As I’ve said, there are some free (or inexpensive) apps designed to help us out, but they’re often difficult to use properly. I, perhaps more than many blind people, am hopeless at taking good pictures of things; the other day I was going through my tea collection, trying to find a certain bag, and I had to take them all out and sniff them to find what I was looking for. I eventually lost patience (I have a lot of tea), and pulled out my cell phone to use image recognition. One little problem: the pictures were either too blurry, or taken too close up, or taken too far away, or entirely inaccurate because I’d photographed my lap, or the floor, or anything else but the bags I was trying to identify. Generally, you just point and shoot, but I swear there are days when the apps just don’t want to cooperate. In fact, when photographing a particularly stubborn bag, my app cheerfully informed me that the tea was called “tips about relationships”. Gee, thanks.
Lighting and placement are other concerns that I struggle with. I don’t always consider how dark it is, or how many shadows might shield the product in question. I also sometimes accidentally place the product among others, which makes it harder for the app to know what I’m trying to photograph. I get better at it the longer I play with it, but I’m still a long way from perfect.
There are some relatively unusual tips and tricks I’ve picked up over the years. I can, for example, identify a can of green beans by shaking the can and listening to the squeak the beans make. No other canned vegetable that I know of makes that particular sound.
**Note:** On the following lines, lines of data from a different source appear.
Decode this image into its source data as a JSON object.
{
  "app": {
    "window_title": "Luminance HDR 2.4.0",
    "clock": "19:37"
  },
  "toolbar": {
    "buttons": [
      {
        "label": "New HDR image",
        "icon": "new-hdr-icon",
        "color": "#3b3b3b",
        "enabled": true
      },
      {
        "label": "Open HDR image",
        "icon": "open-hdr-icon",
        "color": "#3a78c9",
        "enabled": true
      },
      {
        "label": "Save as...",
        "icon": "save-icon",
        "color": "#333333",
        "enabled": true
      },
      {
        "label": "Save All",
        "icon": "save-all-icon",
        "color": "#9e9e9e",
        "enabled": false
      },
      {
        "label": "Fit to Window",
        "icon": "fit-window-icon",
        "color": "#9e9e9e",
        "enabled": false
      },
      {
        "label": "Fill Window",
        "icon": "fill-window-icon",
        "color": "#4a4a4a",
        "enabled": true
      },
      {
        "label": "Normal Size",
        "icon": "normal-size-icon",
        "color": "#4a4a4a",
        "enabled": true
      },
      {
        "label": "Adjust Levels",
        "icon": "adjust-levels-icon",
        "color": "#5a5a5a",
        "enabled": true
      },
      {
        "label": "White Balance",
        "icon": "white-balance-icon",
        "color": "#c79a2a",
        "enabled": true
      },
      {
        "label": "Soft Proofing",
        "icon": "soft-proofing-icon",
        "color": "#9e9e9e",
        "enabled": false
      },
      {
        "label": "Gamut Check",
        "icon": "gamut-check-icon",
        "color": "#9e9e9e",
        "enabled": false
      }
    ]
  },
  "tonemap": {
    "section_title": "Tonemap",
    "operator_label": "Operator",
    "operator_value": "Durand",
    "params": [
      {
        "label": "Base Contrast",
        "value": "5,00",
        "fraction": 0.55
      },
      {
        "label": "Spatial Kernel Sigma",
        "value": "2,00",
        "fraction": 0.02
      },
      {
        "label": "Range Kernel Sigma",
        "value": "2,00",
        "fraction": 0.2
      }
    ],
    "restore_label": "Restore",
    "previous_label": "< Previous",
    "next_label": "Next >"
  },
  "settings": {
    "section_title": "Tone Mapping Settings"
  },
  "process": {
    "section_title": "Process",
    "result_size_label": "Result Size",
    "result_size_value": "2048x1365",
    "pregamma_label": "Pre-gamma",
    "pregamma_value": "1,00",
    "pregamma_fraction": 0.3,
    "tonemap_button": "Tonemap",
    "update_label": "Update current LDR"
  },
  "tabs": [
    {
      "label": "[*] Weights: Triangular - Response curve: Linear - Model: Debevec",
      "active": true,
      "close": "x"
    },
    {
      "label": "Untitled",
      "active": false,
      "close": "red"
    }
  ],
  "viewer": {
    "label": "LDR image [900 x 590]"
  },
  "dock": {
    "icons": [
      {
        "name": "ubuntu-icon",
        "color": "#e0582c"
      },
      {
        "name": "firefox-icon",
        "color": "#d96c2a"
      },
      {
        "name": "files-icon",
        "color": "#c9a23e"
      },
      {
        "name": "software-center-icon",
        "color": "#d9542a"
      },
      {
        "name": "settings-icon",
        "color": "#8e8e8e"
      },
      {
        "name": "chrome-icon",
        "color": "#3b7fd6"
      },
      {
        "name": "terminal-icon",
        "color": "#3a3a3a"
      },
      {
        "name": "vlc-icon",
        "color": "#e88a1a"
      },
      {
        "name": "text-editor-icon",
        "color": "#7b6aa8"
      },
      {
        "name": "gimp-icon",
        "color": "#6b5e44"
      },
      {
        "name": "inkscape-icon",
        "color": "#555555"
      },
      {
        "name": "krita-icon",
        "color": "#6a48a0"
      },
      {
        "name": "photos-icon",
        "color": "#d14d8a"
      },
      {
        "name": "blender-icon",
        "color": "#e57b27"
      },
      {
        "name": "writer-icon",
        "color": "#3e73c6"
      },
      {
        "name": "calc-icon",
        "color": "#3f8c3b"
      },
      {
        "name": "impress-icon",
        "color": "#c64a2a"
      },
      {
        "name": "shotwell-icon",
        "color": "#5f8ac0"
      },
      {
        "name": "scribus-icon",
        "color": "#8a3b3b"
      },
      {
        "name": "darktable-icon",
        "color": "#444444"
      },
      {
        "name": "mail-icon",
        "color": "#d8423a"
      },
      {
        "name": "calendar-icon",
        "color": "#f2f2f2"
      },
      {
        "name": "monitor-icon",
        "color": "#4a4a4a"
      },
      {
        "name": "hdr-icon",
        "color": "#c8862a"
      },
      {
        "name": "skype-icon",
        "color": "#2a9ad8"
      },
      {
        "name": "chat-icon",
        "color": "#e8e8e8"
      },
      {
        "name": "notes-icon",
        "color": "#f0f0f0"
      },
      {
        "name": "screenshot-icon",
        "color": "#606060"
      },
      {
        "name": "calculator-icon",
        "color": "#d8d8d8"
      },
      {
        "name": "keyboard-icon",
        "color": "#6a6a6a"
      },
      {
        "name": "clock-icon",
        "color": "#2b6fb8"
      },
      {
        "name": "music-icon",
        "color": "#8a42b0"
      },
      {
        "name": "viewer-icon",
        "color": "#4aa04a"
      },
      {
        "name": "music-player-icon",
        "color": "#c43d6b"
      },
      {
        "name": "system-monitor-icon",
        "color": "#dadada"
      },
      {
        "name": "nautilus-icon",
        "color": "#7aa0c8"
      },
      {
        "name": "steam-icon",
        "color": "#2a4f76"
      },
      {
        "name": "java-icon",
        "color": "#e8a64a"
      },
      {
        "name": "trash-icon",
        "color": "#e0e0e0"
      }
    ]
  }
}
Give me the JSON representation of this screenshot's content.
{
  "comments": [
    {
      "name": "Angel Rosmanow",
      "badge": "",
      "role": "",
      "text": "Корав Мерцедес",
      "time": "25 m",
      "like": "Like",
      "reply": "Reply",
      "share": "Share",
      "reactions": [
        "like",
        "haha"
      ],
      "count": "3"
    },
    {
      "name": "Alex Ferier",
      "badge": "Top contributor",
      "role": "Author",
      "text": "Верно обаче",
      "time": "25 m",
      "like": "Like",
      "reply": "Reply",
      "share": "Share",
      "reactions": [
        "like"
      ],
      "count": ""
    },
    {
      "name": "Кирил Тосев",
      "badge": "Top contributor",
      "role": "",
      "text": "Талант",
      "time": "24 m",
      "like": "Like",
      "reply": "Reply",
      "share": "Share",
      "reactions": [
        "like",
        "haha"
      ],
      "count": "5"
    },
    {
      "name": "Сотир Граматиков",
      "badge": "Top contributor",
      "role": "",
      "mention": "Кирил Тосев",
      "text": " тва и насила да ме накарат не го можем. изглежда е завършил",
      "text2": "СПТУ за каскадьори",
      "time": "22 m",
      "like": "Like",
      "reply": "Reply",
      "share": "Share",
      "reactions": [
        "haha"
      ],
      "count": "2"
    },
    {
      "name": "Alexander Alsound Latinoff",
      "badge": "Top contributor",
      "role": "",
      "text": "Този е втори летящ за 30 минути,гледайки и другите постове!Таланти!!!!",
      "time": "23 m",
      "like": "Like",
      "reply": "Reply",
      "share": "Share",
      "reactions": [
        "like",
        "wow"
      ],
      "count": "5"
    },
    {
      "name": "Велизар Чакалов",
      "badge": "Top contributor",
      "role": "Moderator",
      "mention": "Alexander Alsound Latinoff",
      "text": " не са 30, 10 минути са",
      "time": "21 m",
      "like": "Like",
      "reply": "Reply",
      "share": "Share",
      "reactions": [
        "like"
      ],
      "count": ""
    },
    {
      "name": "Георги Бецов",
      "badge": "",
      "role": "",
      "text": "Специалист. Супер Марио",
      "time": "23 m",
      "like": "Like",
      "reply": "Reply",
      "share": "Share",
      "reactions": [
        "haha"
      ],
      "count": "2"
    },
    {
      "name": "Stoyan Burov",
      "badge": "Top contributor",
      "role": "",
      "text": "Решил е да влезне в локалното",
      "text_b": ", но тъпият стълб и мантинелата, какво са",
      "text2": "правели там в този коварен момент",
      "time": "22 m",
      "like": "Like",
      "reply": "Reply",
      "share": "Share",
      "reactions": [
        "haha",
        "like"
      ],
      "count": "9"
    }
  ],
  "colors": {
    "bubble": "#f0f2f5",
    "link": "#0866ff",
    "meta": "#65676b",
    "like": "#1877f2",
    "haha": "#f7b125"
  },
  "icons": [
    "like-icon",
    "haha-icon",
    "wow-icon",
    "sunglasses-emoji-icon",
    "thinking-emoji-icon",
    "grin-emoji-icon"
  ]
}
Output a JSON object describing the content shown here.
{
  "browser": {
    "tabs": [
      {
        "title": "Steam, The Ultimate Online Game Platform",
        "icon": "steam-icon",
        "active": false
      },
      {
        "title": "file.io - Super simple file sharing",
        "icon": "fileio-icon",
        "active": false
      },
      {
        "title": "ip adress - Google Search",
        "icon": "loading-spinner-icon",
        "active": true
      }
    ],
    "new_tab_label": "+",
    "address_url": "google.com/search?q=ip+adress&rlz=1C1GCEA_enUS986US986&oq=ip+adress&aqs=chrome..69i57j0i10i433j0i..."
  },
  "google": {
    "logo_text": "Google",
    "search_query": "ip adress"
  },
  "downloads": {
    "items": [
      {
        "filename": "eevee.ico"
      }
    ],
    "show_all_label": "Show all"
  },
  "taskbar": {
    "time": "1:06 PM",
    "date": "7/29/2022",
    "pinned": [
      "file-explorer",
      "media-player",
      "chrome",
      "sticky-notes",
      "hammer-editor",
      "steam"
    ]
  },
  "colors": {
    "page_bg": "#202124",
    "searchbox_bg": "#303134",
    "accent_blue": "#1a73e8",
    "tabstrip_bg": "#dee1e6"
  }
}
When I tell sighted people about this, they don’t believe me until they try for themselves. I’m also good at finding minute differences between, say, a matching set of shampoo and conditioner, though I have had some interesting experiences when the bottles are identical.
Despite all the technology, organizational systems, and detail-oriented planning, I’ve definitely gotten myself into some very strange situations. I once found what looked like a candy dish on my living room coffee table. Thinking that my mother had thoughtfully put out candy, I picked up one of the curiously smooth treats and popped it into my mouth. All I tasted was dust: I’d tried to eat a decorative rock. I’ve put conditioner (and body wash) in my hair instead of shampoo; I’ve nearly put frozen berries in a dish instead of peas (luckily the smell tipped me off); I’ve poured instant oatmeal into my travel mug instead of hot chocolate mix. All this, and much more.
Gregg is fond of telling the “bath bead story”. When he was a little boy, he found a strange-looking dish in the bathroom which appeared to be filled with candy. Having disassembled (and failed to reassemble, naturally) a gumball machine the day before, he assumed that his mother had transferred the gumballs to this dish. Undeterred by the fact that people don’t usually store candy in the bathroom, he grabbed a candy and took a big bite. He immediately found his mouth filled with scented foam. he’d eaten one of his mother’s bath beads. He’s also had a hair mishap; he got a shampoo bottle and mayonnaise bottle mixed up, and nearly washed his hair with the latter. I’ve since informed him that mayonnaise is actually good for the hair now and then, but I’m not sure he believes me.
If there are any blind people out there who have good stories of this nature, please share them in the comments; we’d all love to indulge in a little schadenfreud…uh, I mean, we’d all love to share our compassion and sympathy. Yeah, let’s go with that.